GAZA CITY, Gaza Strip — As part of a campaign to counter the Israeli government policy of destroying the homes of those who carry out terror attacks, Palestinians are contributing to fundraisers to rebuild houses destroyed since the Oct. 1 outbreak of the unrest in Jerusalem.
Hassan Khreisheh, second deputy speaker of the Palestinian Legislative Council, believes the fundraising demonstrates the popular social solidarity among citizens. The people felt they had to step up because the PA and other factions have failed to provide financial and political support for the ongoing uprising and have been unable to protect those affected by the Israeli practices, he said.
“The PA’s position regarding the intifada is still unclear. It is still acting neutrally without actually adopting the intifada or the will of the Palestinian people, which ultimately pushed political and social activists to take the initiative,” Khreisheh told Al-Monitor.
Although Israel hopes the demolition policy will help end the current Palestinian unrest, Khreisheh finds that result unlikely, saying, “These repressive actions can only bring further hate among Palestinians toward the occupation, making way for revenge to be sought.”
Palestinian activists began raising funds in defiance of the demolition policy after Israeli forces blew up the house of Ibrahim Akkari in the Shuafat refugee camp Dec. 2 in Jerusalem.

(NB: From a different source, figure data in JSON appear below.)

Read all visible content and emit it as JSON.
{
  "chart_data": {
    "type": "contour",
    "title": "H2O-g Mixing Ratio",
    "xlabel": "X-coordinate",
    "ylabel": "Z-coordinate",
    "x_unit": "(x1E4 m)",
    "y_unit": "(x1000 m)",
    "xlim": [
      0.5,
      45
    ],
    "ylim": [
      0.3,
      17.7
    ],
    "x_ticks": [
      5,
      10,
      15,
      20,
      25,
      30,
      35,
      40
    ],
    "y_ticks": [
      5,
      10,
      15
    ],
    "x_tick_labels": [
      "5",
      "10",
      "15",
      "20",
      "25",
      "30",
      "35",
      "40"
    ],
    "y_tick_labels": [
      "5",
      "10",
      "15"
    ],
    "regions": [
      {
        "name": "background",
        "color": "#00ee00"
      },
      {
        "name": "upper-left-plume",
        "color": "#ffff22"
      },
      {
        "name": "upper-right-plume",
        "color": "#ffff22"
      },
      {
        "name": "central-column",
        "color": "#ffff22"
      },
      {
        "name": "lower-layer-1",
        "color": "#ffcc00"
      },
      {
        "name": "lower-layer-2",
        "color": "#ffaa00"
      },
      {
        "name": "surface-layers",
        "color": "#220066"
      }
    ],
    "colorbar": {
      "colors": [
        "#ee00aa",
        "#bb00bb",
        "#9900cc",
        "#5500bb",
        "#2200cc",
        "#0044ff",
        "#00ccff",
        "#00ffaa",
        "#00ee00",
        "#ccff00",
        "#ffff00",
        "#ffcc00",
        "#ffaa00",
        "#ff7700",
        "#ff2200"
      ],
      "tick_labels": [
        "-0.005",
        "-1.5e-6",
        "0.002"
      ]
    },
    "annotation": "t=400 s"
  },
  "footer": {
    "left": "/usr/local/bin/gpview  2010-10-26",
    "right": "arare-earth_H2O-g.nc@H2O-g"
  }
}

Ahmed Abu Hamdan, an activist leading the campaign to rebuild Akkari’s home, told Al-Monitor the destruction displaced Akkari's family of six.
On Nov. 5, Akkari ran over and killed an Israeli soldier while injuring about a dozen other people near the light rail station in Jerusalem, after which Israeli soldiers shot him dead.
“Since there is no deterrent to stop Israel from carrying out such unethical and illegal actions, the Shuafat refugee camp leaders and other notables met immediately after the bombing of Akkari’s home and decided to create a fundraising campaign — [one of] the largest in decades — to rebuild these houses," said Abu Hamdan.
“Within six hours, citizens donated around 100,000 shekels [$25,000], in addition to a pile of gold jewelry whose value is still unknown."
The fundraiser's organizers were surprised by the number of people who responded and decided to include more houses in the reconstruction effort, Abu Hamdan said.
Amira Akkari, Ibrahim’s wife, considers the fundraising “a new victory defying the occupation’s policies.” She noted that the escalation of attacks by Israeli settlers against Palestinians — particularly the July 31 burning of the Dawabsha family in their sleep inside their Nablus home — was her husband's motivation for running over the soldier.
“Once the Israeli forces demolished our home, a citizen offered us a house to live in. Popular efforts then began to rebuild the house, as dozens of young men came to help remove the rubble. People began to collect donations to rebuild it, and are now working nonstop on its reconstruction,” she told Al-Monitor.
“Why don’t the Israeli authorities demolish the homes of those who kill Palestinians, such as the settlers who murdered and burned the child Mohammed Abu Khdeir in Jerusalem in July 2014, and those responsible for the burning of the Dawabsha family in Nablus?" she asked. "Aren’t Palestinians human beings as well?”
After the success of the Akkari fundraising campaign, activists in Nablus created a similar effort Dec. 6 to replace four houses the Israeli military demolished there Nov. 13. Those houses belonged to the families of the perpetrators of the Oct. 1 shooting near the Itamar settlement east of the city, an incident that resulted in the death of two Israelis.
Activist Myassar Atyani revealed the Nablus campaign collected the equivalent of about 1 million shekels (about $260,000) by Dec. 15.
“This amount includes financial and in-kind donations, including construction materials, electronics and household furnishings. We are now in the process of finding and furnishing permanent alternative homes for these families, since we cannot rebuild their former homes as the occupation confiscated them before demolishing them,” Atyani told Al-Monitor.
“Not only the rich donated; donations were made by all types of Palestinian people and even children, as well as poor sanitation workers. Everyone donated in order to replace these homes,” she added.
Mohammad Zagha, 12, sold coffee after school in Nablus to raise money. A photo of the Palestinian child putting the money in a donation box went viral on social media sites.
Atyani called on the Palestinian Authority to play its part in providing financial and social support, especially after Israel notified three other families Dec. 16 that it was going to demolish their houses in Bethlehem.
Israel first began enforcing the demolition policy when it occupied the West Bank and the Gaza Strip in 1967, as a collective punishment against the families of those carrying out attacks against Israeli targets, to deter other Palestinians from conducting similar operations.
B'Tselem, the Israeli Information Center for Human Rights in the Occupied Territories, noted in a report published in September that Israel demolished 664 Palestinian homes in the West Bank and East Jerusalem between October 2001 and the end of 2004, before deciding to stop enforcing the policy in 2005.
According to B’Tselem, the Israeli military resumed the demolitions in June 2014 after three Israeli settlers were kidnapped in Hebron, destroying four houses and sealing another one in the West Bank and Jerusalem in 2014.